Tribune de Lucien Marest

À propos de la chute du mur de Berlin

mercredi 16 septembre 2009

L’anniversaire de la chute du mur de Berlin, en 1989, donne lieu à de nombreux commentaires. Moins anticommunistes qu’il y a vingt ans, mais tout aussi revanchards. En plus, fâcheuse coïncidence, qu’on le regrette ou qu’on s’en réjouisse, 1989 c’est aussi le bicentenaire de la Révolution Française. On ne s’étonnera donc pas que le journal « l’Humanité » ait consacré à ce deux cent vingtième anniversaire la place qu’il mérite.

Le moins que l’on puisse dire c’est que presque tout l’univers médiatique français est, lui, concentré sur la chute du mur de Berlin dont on ne saurait sous-estimer les conséquences pour l’Europe et le monde et dont les communistes français eux-mêmes espéraient depuis longtemps la disparition.

Faut-il considérer la chute du mur de Berlin, mais aussi l’éradication de la R.D.A. comme la fin de la 2ème guerre mondiale, complétée 2 ans plus tard par l’effondrement de l’URSS censé figurer la fin définitive de l’espoir né de la révolution russe de 1917, ainsi que celle du communisme à l’échelle de l’histoire de l’humanité ? C’est aller vite en besogne. Il faut se méfier de ceux qui racontent, ces jours-ci, l’histoire à leur façon, à des fins idéologiques évidentes, mais au risque de se prendre les pieds dans le tapis des contradictions bien réelles du monde où le capitalisme semble, seul, faire et défaire toutes les lois.

L’anniversaire de la chute du mur de Berlin donne l’occasion à certains de dire toute leur haine des aspirations populaires à la justice sociale, à l’égalité, à la fraternité, à la solidarité. D’autres réécrivent l’histoire. Ainsi la forfaiture du pacte germano-soviétique est en passe de devenir le déclencheur de la 2ème guerre mondiale en tentant d’effacer tout ce qui le précède :
- la fin de la guerre de 14-18 et l’écrasement en Allemagne de la révolution « spartakiste »,
- la contribution de l’Allemagne nazie et de l’Italie fasciste, à la défaite de la République espagnole et le « laisser faire » de la France et de l’Angleterre,
- le traité de Munich en 1938 et la capitulation de la France et de l’Angleterre, qui allait permettre aux armées nazies de dépecer la Tchécoslovaquie,
- le refus des mêmes puissances d’accepter le moindre accord de défense avec l’URSS.

Cela fait tant « d’oublis » qu’il faut parler de falsification de l’histoire.

Qu’on ne se méprenne pas : l’idéal né des partisans les plus radicaux de la Révolution Française, par exemple de Babeuf, puis du mouvement socialiste, libertaire, du mouvement ouvrier et communiste, de toutes les révolutions populaires, libératrices et progressistes dans le monde, a été terni, terriblement humilié par ce que devait devenir l’absolutisme stalinien et ses cortèges de cadavres. Ce n’est pas là le moindre de ses crimes !

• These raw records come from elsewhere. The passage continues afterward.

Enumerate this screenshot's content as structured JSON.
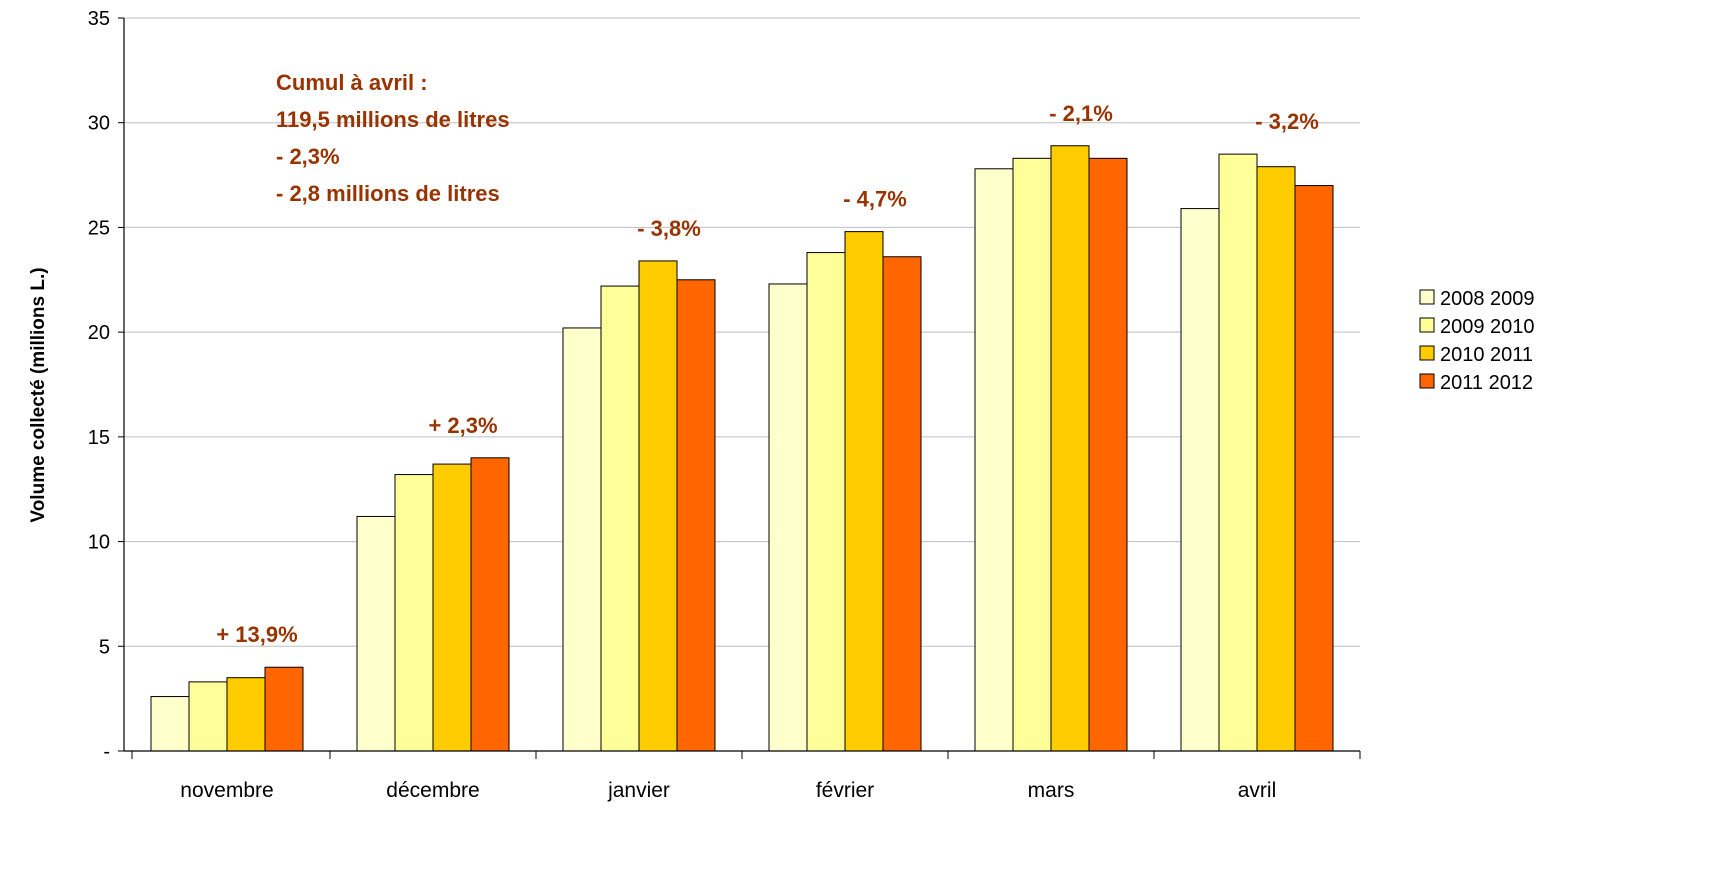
{
  "chart_data": {
    "type": "bar",
    "title": "",
    "xlabel": "",
    "ylabel": "Volume collecté (millions L.)",
    "ylim": [
      0,
      35
    ],
    "yticks": [
      0,
      5,
      10,
      15,
      20,
      25,
      30,
      35
    ],
    "ytick_labels": [
      "-",
      "5",
      "10",
      "15",
      "20",
      "25",
      "30",
      "35"
    ],
    "grid": true,
    "legend_position": "right",
    "categories": [
      "novembre",
      "décembre",
      "janvier",
      "février",
      "mars",
      "avril"
    ],
    "series": [
      {
        "name": "2008 2009",
        "color": "#ffffcc",
        "values": [
          2.6,
          11.2,
          20.2,
          22.3,
          27.8,
          25.9
        ]
      },
      {
        "name": "2009 2010",
        "color": "#ffff99",
        "values": [
          3.3,
          13.2,
          22.2,
          23.8,
          28.3,
          28.5
        ]
      },
      {
        "name": "2010 2011",
        "color": "#ffcc00",
        "values": [
          3.5,
          13.7,
          23.4,
          24.8,
          28.9,
          27.9
        ]
      },
      {
        "name": "2011 2012",
        "color": "#ff6600",
        "values": [
          4.0,
          14.0,
          22.5,
          23.6,
          28.3,
          27.0
        ]
      }
    ],
    "data_labels": [
      "+ 13,9%",
      "+ 2,3%",
      "- 3,8%",
      "- 4,7%",
      "- 2,1%",
      "- 3,2%"
    ],
    "annotation_lines": [
      "Cumul à avril :",
      "119,5 millions de litres",
      "- 2,3%",
      "- 2,8 millions de litres"
    ],
    "annotation_color": "#993300"
  }
}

Mais faut-il, au nom de cette lucidité douloureuse, exclure totalement les peuples soviétiques de la libération de l’Europe ? Plus de 20 millions de morts pèseraient moins dans cette victoire sur le nazisme et le fascisme que les 800 000 américains et anglais qui eux-aussi donnèrent leur vie pour abattre la « bête immonde » en Europe. Qui peut-croire à une telle absurdité ?

Ceux qui pensaient qu’après 1989, après la désagrégation de l’URSS, c’était la fin de l’histoire ou dit autrement la victoire définitive du capitalisme, commencent à déchanter.

L’éternelle grande trouille des possédants, des dominateurs cyniques, qui leur fait dire que tout doit changer dans le monde de la finance pour que rien ne change dans l’univers capitaliste est en train de prendre un coup derrière les oreilles.

Tous se précipitent sur la lecture de Marx, dernier auteur à la mode ! qu’ils le lisent, ça ne leur fera pas de mal ! Mais jamais, l’aspiration à se libérer des chaînes de l’aliénation et de l’exploitation capitalistes, de la marchandisation de tous les rapports humains ne s’éteindra. On ne rêve pas d’être moins libre, plus pauvre, plus humilié, plus exploité, plus dominé, moins instruit ! c’est pourquoi en ces jours d’anniversaires douloureux, il faut réaffirmer le droit de l’humanité à anticiper son devenir prévisible hors des sentiers battus du « calcul égoïste » qui plonge toutes les sociétés qui lui cèdent dans les « eaux glacées » de la déhumanisation, de l’obscurantisme, des nationalismes et des guerres.